CTN-0130: Quantifying How Cocaine Users Respond to Fentanyl Contamination in Cocaine

Cecilia Nunez
Lead Investigator
University of Illinois at Chicago
cnunez29@uic.edu
The increased presence of fentanyl in cocaine has drastically increased cocaine-related overdoses, yet there is no research quantifying how cocaine users respond to fentanyl adulteration. In this online study, a modification of a behavioral economics measure, the Cocaine Purchase Task, will quantify for the first time how cocaine users respond to fentanyl contamination in cocaine. This study aims to 1) Determine how possible fentanyl adulteration affects cocaine demand, and 2) Determine which individual characteristics moderate the relationship between fentanyl adulteration and cocaine demand. Determining how possible fentanyl adulteration affects cocaine demand can help inform the development of effective harm reduction interventions for people who use cocaine to address the worsening crisis of opioid related deaths.
Primary Findings
This Amazon Mechanical Turk study included self-reported cocaine purchasers (N = 64), who completed self-report questionnaires (demographics, substance use history, depression/PTSD symptoms, fentanyl knowledge quiz), and the ACocPT. Results showed 1) greater probability of fentanyl adulteration (10%) lowered cocaine demand, but only for intensity; 2) no effect on other demand indices; 3) significantly more zero-responders with 10% probability of fentanyl adulteration than 0%; and 4) opioid co-use, depression, age, PTSD, fentanyl knowledge, and cocaine use severity did not moderate the relationship between fentanyl adulteration and intensity.
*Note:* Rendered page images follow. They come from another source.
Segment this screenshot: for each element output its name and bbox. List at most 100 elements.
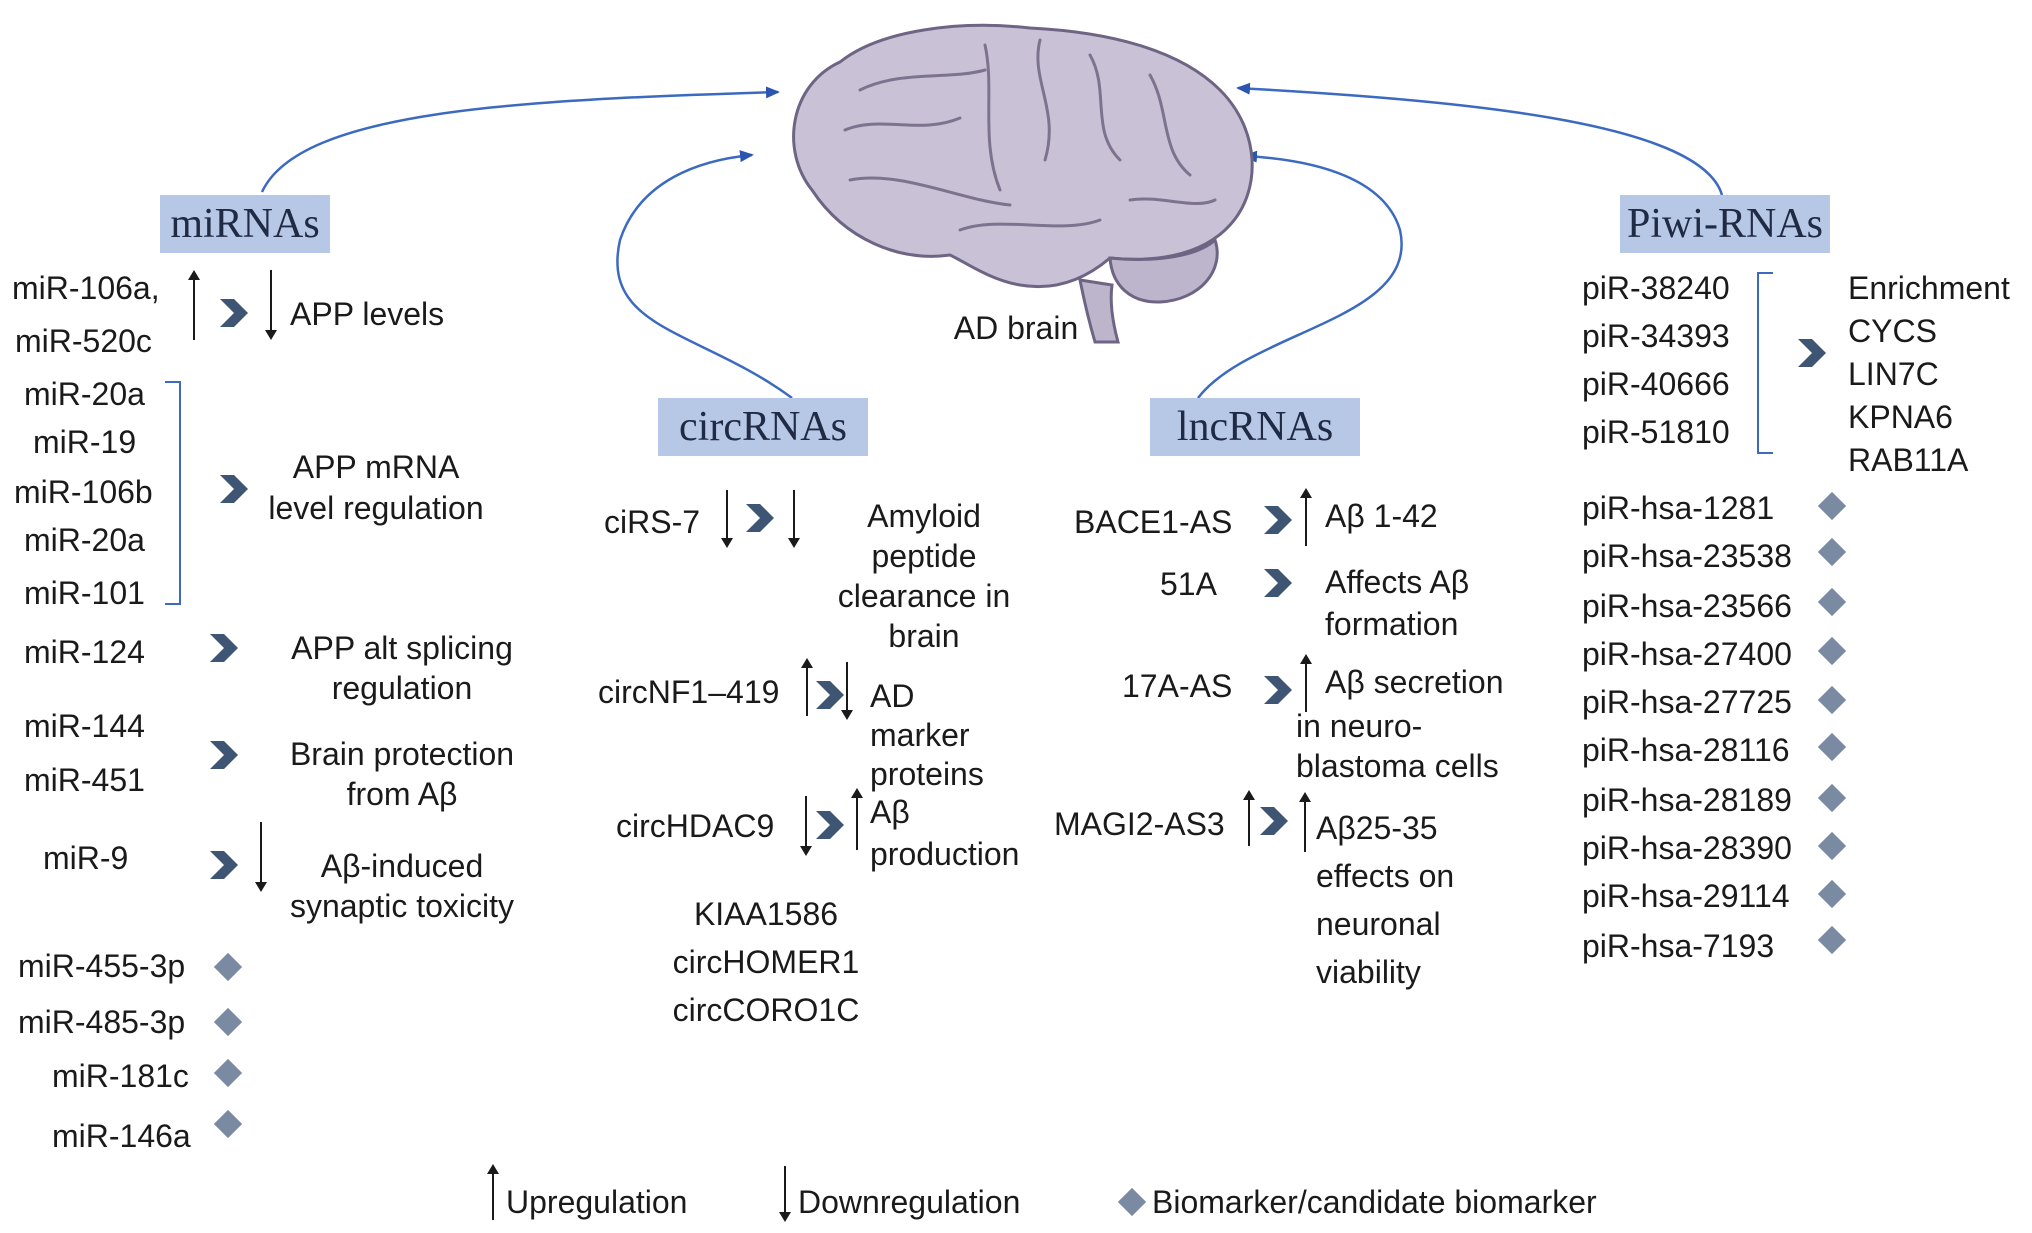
chevron-right-icon (1260, 807, 1288, 835)
mirna-g3-effect-line-1: regulation (331, 670, 473, 706)
pirna-biomarker-7: piR-hsa-28390 (1582, 830, 1792, 866)
mirna-g2-item-4: miR-101 (24, 575, 145, 611)
edge-lncrna-to-brain (1197, 150, 1403, 399)
lncrna-r4-effect-line-1: effects on (1316, 858, 1455, 894)
circrna-r1-effect-line-1: peptide (871, 538, 977, 574)
mirna-g3-item: miR-124 (24, 634, 145, 670)
pirna-biomarker-8: piR-hsa-29114 (1582, 878, 1790, 914)
header-mirnas: miRNAs (160, 195, 330, 253)
down-arrow-icon (255, 822, 267, 892)
up-arrow-icon (1300, 654, 1312, 712)
circrna-r2-effect-line-1: marker (870, 717, 970, 753)
chevron-right-icon (220, 299, 248, 327)
mirna-g3-effect-line-0: APP alt splicing (291, 630, 513, 666)
chevron-right-icon (1264, 506, 1292, 534)
up-arrow-icon (188, 270, 200, 340)
chevron-right-icon (1798, 339, 1826, 367)
brain-stem (1078, 278, 1120, 344)
up-arrow-icon (801, 658, 813, 716)
circrna-r1: ciRS-7 (604, 504, 701, 540)
chevron-right-icon (210, 741, 238, 769)
biomarker-diamond-icon (1817, 783, 1847, 813)
chevron-right-icon (746, 504, 774, 532)
lncrna-r3-effect-line-1: in neuro- (1296, 708, 1423, 744)
biomarker-diamond-icon (213, 1007, 243, 1037)
chevron-right-icon (210, 634, 238, 662)
pirna-biomarker-2: piR-hsa-23566 (1582, 588, 1792, 624)
header-circrnas: circRNAs (658, 398, 868, 456)
pirna-effect-line-0: Enrichment (1848, 270, 2010, 306)
circrna-r1-effect-line-3: brain (888, 618, 960, 654)
biomarker-diamond-icon (1817, 537, 1847, 567)
mirna-g2-item-2: miR-106b (14, 474, 153, 510)
pirna-effect-line-3: KPNA6 (1848, 399, 1953, 435)
lncrna-r1-effect: Aβ 1-42 (1325, 498, 1438, 534)
brain-cerebrum (792, 23, 1254, 289)
down-arrow-icon (788, 490, 800, 548)
circrna-r2: circNF1–419 (598, 674, 780, 710)
biomarker-diamond-icon (1817, 587, 1847, 617)
edge-pirna-to-brain (1236, 82, 1724, 196)
mirna-g2-item-3: miR-20a (24, 522, 145, 558)
biomarker-diamond-icon (213, 1109, 243, 1139)
pirna-biomarker-0: piR-hsa-1281 (1582, 490, 1775, 526)
pirna-biomarker-3: piR-hsa-27400 (1582, 636, 1792, 672)
biomarker-diamond-icon (1817, 879, 1847, 909)
edge-circrna-to-brain (616, 150, 793, 400)
down-arrow-icon (265, 270, 277, 340)
pirna-effect-line-1: CYCS (1848, 313, 1937, 349)
pirna-biomarker-6: piR-hsa-28189 (1582, 782, 1792, 818)
biomarker-diamond-icon (1817, 732, 1847, 762)
biomarker-diamond-icon (1817, 636, 1847, 666)
brain-cerebellum (1108, 237, 1219, 304)
mirna-g2-item-1: miR-19 (33, 424, 137, 460)
circrna-other-1: circHOMER1 (672, 944, 860, 980)
down-arrow-icon (841, 662, 853, 720)
mirna-g2-bracket (165, 381, 181, 605)
lncrna-r3-effect-line-2: blastoma cells (1296, 748, 1499, 784)
mirna-g4-item-1: miR-451 (24, 762, 145, 798)
biomarker-diamond-icon (1817, 491, 1847, 521)
circrna-r3-effect-line-0: Aβ (870, 794, 910, 830)
center-label: AD brain (953, 310, 1079, 346)
pirna-group-item-0: piR-38240 (1582, 270, 1730, 306)
lncrna-r4-effect-line-3: viability (1316, 954, 1421, 990)
mirna-g5-effect-line-0: Aβ-induced (320, 848, 484, 884)
mirna-biomarker-3: miR-146a (52, 1118, 191, 1154)
mirna-g2-item-0: miR-20a (24, 376, 145, 412)
down-arrow-icon (721, 490, 733, 548)
mirna-biomarker-0: miR-455-3p (18, 948, 186, 984)
up-arrow-icon (1300, 488, 1312, 546)
circrna-r3: circHDAC9 (616, 808, 775, 844)
legend-biomarker-label: Biomarker/candidate biomarker (1152, 1184, 1597, 1220)
chevron-right-icon (816, 811, 844, 839)
lncrna-r2: 51A (1160, 566, 1217, 602)
biomarker-diamond-icon (213, 952, 243, 982)
mirna-biomarker-2: miR-181c (52, 1058, 189, 1094)
pirna-effect-line-2: LIN7C (1848, 356, 1939, 392)
mirna-g5-item: miR-9 (43, 840, 129, 876)
header-lncrnas: lncRNAs (1150, 398, 1360, 456)
legend-diamond-icon (1117, 1187, 1147, 1217)
chevron-right-icon (1264, 569, 1292, 597)
pirna-group-item-3: piR-51810 (1582, 414, 1730, 450)
chevron-right-icon (1264, 676, 1292, 704)
lncrna-r3-effect-line-0: Aβ secretion (1325, 664, 1504, 700)
up-arrow-icon (851, 788, 863, 850)
biomarker-diamond-icon (1817, 831, 1847, 861)
pirna-biomarker-1: piR-hsa-23538 (1582, 538, 1792, 574)
biomarker-diamond-icon (213, 1058, 243, 1088)
chevron-right-icon (816, 681, 844, 709)
pirna-group-item-1: piR-34393 (1582, 318, 1730, 354)
lncrna-r4-effect-line-2: neuronal (1316, 906, 1441, 942)
circrna-other-2: circCORO1C (672, 992, 860, 1028)
mirna-biomarker-1: miR-485-3p (18, 1004, 186, 1040)
lncrna-r3: 17A-AS (1122, 668, 1233, 704)
circrna-other-0: KIAA1586 (693, 896, 839, 932)
pirna-group-bracket (1757, 272, 1773, 454)
brain-illustration (792, 23, 1254, 344)
edge-mirna-to-brain (260, 86, 780, 193)
mirna-g2-effect-line-0: APP mRNA (292, 449, 460, 485)
lncrna-r4-effect-line-0: Aβ25-35 (1316, 810, 1438, 846)
up-arrow-icon (1299, 792, 1311, 852)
Overall, fentanyl adulteration reduced cocaine demand but only for volume preferred at minimal cost, not general motivational drive for use, illustrating the dangerous insensitivity to toxic contamination. The internal validity of the paradigm provides proof-of-concept for this approach to identify individuals at risk from fentanyl adulterated cocaine.

Primary outcomes article: Nunez C, et al. Probability of fentanyl adulteration in cocaine selectively decreases cocaine demand. Experimental and Clinical Psychopharmacology 2026;34(2):207-215.